At the same time, strict rules for the use of the technology have begun to emerge. For example, casinos cannot use these technologies for anything but monitoring their properties and ensuring the security on the premises of the casinos. Las Vegas Sands Corp. and MGM Resorts International are already utilizing facial recognition whereas other big brands are in the process of negotiating with suppliers.
The Dangers of Face Recognition in Macau’s Casinos
New technologies will be coming to the fore in other important areas of casino operation as well, including anti-money laundering and know your customer (KYC) practices. The technology shouldn’t be leveraged to give casinos an edge, for example, as a recent Bloomberg article revealed.
According to the article, Chinese operators have been using facial recognition to identify the gamers that are the most prone to risk and targetting them specifically. Such misuse of technology underpins what the dangers lack of basic ethnic guidelines bring around with itself.
It’s not that such mismanagement practices are happening just in Macau. China may be exporting data outside the country via the so-called “data cloud” whereby data is breached and exported back to the mainland. This is in violation with Macau’s data protection policy. Then again, China is the overlord that sanctions gambling in its back yard.
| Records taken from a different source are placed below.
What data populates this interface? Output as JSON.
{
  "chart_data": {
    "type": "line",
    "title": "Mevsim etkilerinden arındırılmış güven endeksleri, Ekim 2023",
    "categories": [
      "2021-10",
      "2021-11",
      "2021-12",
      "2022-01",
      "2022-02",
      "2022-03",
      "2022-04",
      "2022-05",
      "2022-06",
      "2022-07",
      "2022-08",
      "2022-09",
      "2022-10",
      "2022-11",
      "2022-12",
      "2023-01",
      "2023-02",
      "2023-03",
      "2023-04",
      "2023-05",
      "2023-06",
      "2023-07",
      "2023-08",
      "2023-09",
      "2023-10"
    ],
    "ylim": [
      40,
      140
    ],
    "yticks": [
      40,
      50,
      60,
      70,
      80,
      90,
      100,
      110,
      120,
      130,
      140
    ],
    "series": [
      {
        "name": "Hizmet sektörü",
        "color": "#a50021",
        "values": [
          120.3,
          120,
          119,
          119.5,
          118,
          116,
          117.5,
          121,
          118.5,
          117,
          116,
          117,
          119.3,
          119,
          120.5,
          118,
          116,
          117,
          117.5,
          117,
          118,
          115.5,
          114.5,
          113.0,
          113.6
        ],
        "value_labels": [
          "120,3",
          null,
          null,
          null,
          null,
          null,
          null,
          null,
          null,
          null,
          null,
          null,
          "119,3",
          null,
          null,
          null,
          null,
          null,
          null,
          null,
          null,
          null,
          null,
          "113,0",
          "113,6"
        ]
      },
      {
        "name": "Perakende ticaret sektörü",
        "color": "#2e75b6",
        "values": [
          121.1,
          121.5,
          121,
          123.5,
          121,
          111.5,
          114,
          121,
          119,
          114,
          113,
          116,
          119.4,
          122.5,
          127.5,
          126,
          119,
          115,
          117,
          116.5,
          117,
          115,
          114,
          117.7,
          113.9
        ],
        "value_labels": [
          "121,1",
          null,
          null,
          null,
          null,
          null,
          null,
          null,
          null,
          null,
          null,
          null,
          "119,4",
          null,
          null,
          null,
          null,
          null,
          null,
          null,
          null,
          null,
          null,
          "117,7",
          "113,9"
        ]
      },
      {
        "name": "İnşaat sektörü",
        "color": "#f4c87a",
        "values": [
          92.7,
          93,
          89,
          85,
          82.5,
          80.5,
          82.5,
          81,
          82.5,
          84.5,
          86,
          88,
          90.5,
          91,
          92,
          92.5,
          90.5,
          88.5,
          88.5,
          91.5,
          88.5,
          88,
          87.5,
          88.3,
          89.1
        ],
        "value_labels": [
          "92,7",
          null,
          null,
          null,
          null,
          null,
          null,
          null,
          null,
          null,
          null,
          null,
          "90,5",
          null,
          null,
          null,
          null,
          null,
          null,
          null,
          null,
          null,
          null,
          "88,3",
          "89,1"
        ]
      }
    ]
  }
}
The push to introduce better technologies ensuring the safety of customers has been a long-term goal of operators in Macau and a move approved and welcomed by Mui San Meng, assistant to the Commissioner-General of the Unitary Police Service.
Meanwhile, the Macau Gaming Bureau released a statement on Friday, June 28, saying that it had begun looking into a framework for authorizing the use of such technologies at a mass scale in Macau.
The Bureau also explained that any installation of surveillance technologies in casinos needs to be pre-approved by the regulator and given green light to. This ensures a stricter control over how surveillance tech and facial recognition is used.
Still, the Bureau didn’t comment on whether China has been syphoning off personal data and whether casinos have been targetting more susceptible gamblers to squeeze out better profit.